Ties between gut microbe mix, diet and obesity

Prof. Gordon has been working on the link between gut microbes and obesity for a while. In 2006, he and his team reported two studies that found gut microbes influence how much energy is extracted from food and stored as fat.  They found the clue lies in the relative abundance of two major families of intestinal bacteria: Firmicutes and Bacteroidetes. In this latest study, they found weight gain, accumulation of fat and development of metabolic symptoms were prevented in mice carrying the obesity-related gut microbes when they followed the healthy diet.
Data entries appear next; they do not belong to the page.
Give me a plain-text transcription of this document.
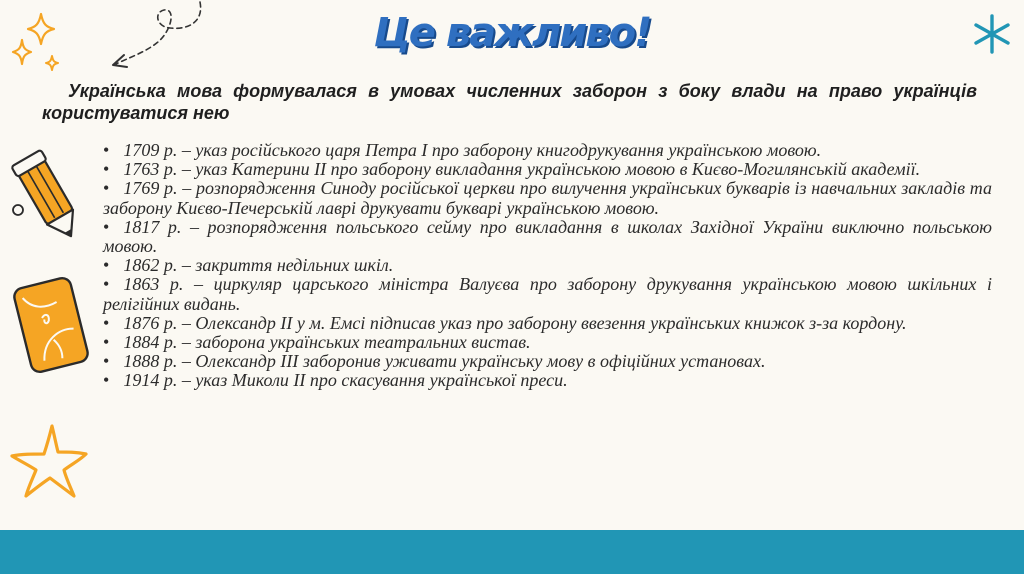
Це важливо!
Українська мова формувалася в умовах численних заборон з боку влади на право українців користуватися нею
• 1709 р. – указ російського царя Петра I про заборону книгодрукування українською мовою.
• 1763 р. – указ Катерини II про заборону викладання українською мовою в Києво-Могилянській академії.
• 1769 р. – розпорядження Синоду російської церкви про вилучення українських букварів із навчальних закладів та заборону Києво-Печерській лаврі друкувати букварі українською мовою.
• 1817 р. – розпорядження польського сейму про викладання в школах Західної України виключно польською мовою.
• 1862 р. – закриття недільних шкіл.
• 1863 р. – циркуляр царського міністра Валуєва про заборону друкування українською мовою шкільних і релігійних видань.
• 1876 р. – Олександр II у м. Емсі підписав указ про заборону ввезення українських книжок з-за кордону.
• 1884 р. – заборона українських театральних вистав.
• 1888 р. – Олександр III заборонив уживати українську мову в офіційних установах.
• 1914 р. – указ Миколи II про скасування української преси.
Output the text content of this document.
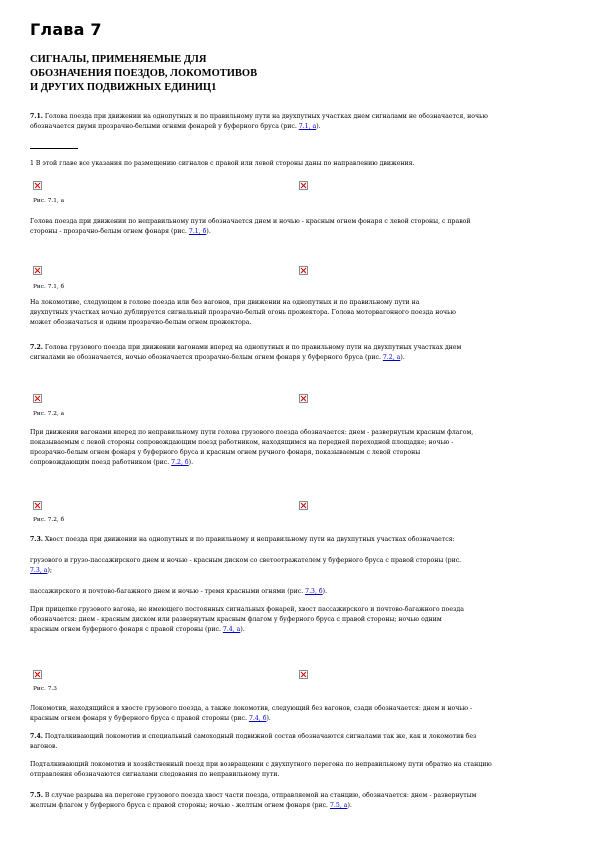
Глава 7

СИГНАЛЫ, ПРИМЕНЯЕМЫЕ ДЛЯ
ОБОЗНАЧЕНИЯ ПОЕЗДОВ, ЛОКОМОТИВОВ
И ДРУГИХ ПОДВИЖНЫХ ЕДИНИЦ1

7.1. Голова поезда при движении на однопутных и по правильному пути на двухпутных участках днем сигналами не обозначается, ночью
обозначается двумя прозрачно-белыми огнями фонарей у буферного бруса (рис. 7.1, а).

1 В этой главе все указания по размещению сигналов с правой или левой стороны даны по направлению движения.

Рис. 7.1, а

Голова поезда при движении по неправильному пути обозначается днем и ночью - красным огнем фонаря с левой стороны, с правой
стороны - прозрачно-белым огнем фонаря (рис. 7.1, б).

Рис. 7.1, б

На локомотиве, следующем в голове поезда или без вагонов, при движении на однопутных и по правильному пути на
двухпутных участках ночью дублируется сигнальный прозрачно-белый огонь прожектора. Голова моторвагонного поезда ночью
может обозначаться и одним прозрачно-белым огнем прожектора.

7.2. Голова грузового поезда при движении вагонами вперед на однопутных и по правильному пути на двухпутных участках днем
сигналами не обозначается, ночью обозначается прозрачно-белым огнем фонаря у буферного бруса (рис. 7.2, а).

Рис. 7.2, а

При движении вагонами вперед по неправильному пути голова грузового поезда обозначается: днем - развернутым красным флагом,
показываемым с левой стороны сопровождающим поезд работником, находящимся на передней переходной площадке; ночью -
прозрачно-белым огнем фонаря у буферного бруса и красным огнем ручного фонаря, показываемым с левой стороны
сопровождающим поезд работником (рис. 7.2, б).

Рис. 7.2, б

7.3. Хвост поезда при движении на однопутных и по правильному и неправильному пути на двухпутных участках обозначается:

грузового и грузо-пассажирского днем и ночью - красным диском со светоотражателем у буферного бруса с правой стороны (рис.
7.3, а);

пассажирского и почтово-багажного днем и ночью - тремя красными огнями (рис. 7.3, б).

При прицепке грузового вагона, не имеющего постоянных сигнальных фонарей, хвост пассажирского и почтово-багажного поезда
обозначается: днем - красным диском или развернутым красным флагом у буферного бруса с правой стороны; ночью одним
красным огнем буферного фонаря с правой стороны (рис. 7.4, а).

Рис. 7.3

Локомотив, находящийся в хвосте грузового поезда, а также локомотив, следующий без вагонов, сзади обозначается: днем и ночью -
красным огнем фонаря у буферного бруса с правой стороны (рис. 7.4, б).

7.4. Подталкивающий локомотив и специальный самоходный подвижной состав обозначаются сигналами так же, как и локомотив без
вагонов.

Подталкивающий локомотив и хозяйственный поезд при возвращении с двухпутного перегона по неправильному пути обратно на станцию
отправления обозначаются сигналами следования по неправильному пути.

7.5. В случае разрыва на перегоне грузового поезда хвост части поезда, отправляемой на станцию, обозначается: днем - развернутым
желтым флагом у буферного бруса с правой стороны; ночью - желтым огнем фонаря (рис. 7.5, а).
This is because their guts were invaded by Bacteroidetes bacteria from the mice carrying the leanness-related gut microbes. Bacteroidetes are efficient at harvesting calories and nutrients from food. In 2009, the team reported how a westernized diet leads to obesity via gut microbes. In that study, they transplanted human gut microbes into germ-free mice, then switched their diet from a low-fat plant-based one to a more westernized diet high in fat and sugars.  Within one day, obesity-associated microbes were thriving in the animals' guts, and the animals eventually became obese.

This latest study adds another clue to that finding: not only does following a westernized diet seem to encourage gut colonization by more obesity-related microbes, but it also appears to discourage colonization of microbes associated with leanness, leading to weight gain and development of metabolic problems.

Gut microbe mix in obese people is less diverse

The new study also confirms another finding from previous work: the mix of microbes in the guts of obese people is not as diverse as that of lean people, as Gordon explains:
"We think the lack of diversity leaves open niches - or jobs, if you will - that can be filled by microbes associated with leanness. Our results underscore the strong interactions between gut microbes and diet and help illustrate how unhealthy diets select against gut microbes associated with leanness."
Also, throughout the experiments in the new study, Gordon and colleagues found the results did not depend on whether the donor's gut microbes were first grown in the lab or came from a fecal sample: they still transmitted the body composition and metabolic characteristics of the donor.
This is good news for treatment developers: it should be easier to grow the human gut microbes in the lab (and presumably will make for a more palatable message to patients and consumers) than to keep harvesting them from feces samples.